Swiss electrical engineer and inventor (1937–2020)

Heinz Lienhard (18 June 1937 – 12 May 2020) was a Swiss electrical engineer and an inventor. He was inventor of current measuring equipment and developer of the programming language PORTAL.

== Life ==
Heinz Lienhard graduated in electrical engineering at the Federal Institute of Technology, Zurich (ETH Zurich) in 1961. He started his professional career at Contraves-Oerlikon, a Swiss weapons manufacturer. There, a digital computer had been developed. Lienhard joined this company to write programs for the computer, called CORA 1. Then, he moved to the US to work for AMPEX in Redwood City, California, where he did research on magnetic thin-film memories.
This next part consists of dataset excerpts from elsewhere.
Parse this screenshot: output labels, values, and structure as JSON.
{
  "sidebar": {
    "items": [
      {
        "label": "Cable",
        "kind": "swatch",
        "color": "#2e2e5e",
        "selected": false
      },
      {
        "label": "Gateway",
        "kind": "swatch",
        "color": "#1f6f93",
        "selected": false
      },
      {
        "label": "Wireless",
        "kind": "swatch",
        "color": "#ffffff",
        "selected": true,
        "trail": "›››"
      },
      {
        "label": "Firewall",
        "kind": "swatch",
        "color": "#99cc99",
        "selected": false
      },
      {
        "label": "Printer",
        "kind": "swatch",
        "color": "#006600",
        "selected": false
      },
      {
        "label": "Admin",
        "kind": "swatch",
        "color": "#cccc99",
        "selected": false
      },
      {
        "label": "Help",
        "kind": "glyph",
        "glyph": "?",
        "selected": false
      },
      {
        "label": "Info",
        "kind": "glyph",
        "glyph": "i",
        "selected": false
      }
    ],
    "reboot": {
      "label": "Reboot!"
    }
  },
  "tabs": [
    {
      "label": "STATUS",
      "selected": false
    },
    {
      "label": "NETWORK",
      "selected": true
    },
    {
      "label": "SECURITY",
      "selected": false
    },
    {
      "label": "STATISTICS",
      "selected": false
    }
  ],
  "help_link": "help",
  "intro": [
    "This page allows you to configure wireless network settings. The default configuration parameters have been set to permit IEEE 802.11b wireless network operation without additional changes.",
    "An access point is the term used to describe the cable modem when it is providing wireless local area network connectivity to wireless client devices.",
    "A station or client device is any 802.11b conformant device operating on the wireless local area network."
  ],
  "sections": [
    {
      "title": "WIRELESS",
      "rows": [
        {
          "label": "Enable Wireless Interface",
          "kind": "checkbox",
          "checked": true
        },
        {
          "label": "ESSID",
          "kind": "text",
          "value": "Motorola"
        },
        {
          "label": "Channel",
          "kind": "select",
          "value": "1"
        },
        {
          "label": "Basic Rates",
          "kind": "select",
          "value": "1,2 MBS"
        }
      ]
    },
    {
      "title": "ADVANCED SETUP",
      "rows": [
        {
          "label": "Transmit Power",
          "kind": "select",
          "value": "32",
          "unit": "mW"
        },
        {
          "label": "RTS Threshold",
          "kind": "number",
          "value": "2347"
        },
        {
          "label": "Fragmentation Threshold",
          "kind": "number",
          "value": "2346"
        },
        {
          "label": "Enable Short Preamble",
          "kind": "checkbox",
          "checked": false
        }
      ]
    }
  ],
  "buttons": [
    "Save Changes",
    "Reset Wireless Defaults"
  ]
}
Simultaneously, he studied statistics at Stanford University, where he obtained a Master of Science degree. After moving back to Switzerland, he joined Landis+Gyr, a Swiss company based in Zug. With his team at the central laboratories he developed metering equipment for electric utilities and debit cards for phone companies based on holography, called Phonocards.

Starting in 1974, he conceived a new programming language based on Pascal. Together with his colleague Rudolf Schild, he optimized Pascal for real-time applications and multi-processor systems. Their resulting language was called Process-Oriented Real-Time Algorithmic Language (Portal). Together with the École Polytechnique Fédérale de Lausanne, an application for the Bobst Group was implemented.

In 1993, Lienhard founded the company Ivyteam AG in Zug. Ivyteam was specialized to model business processes.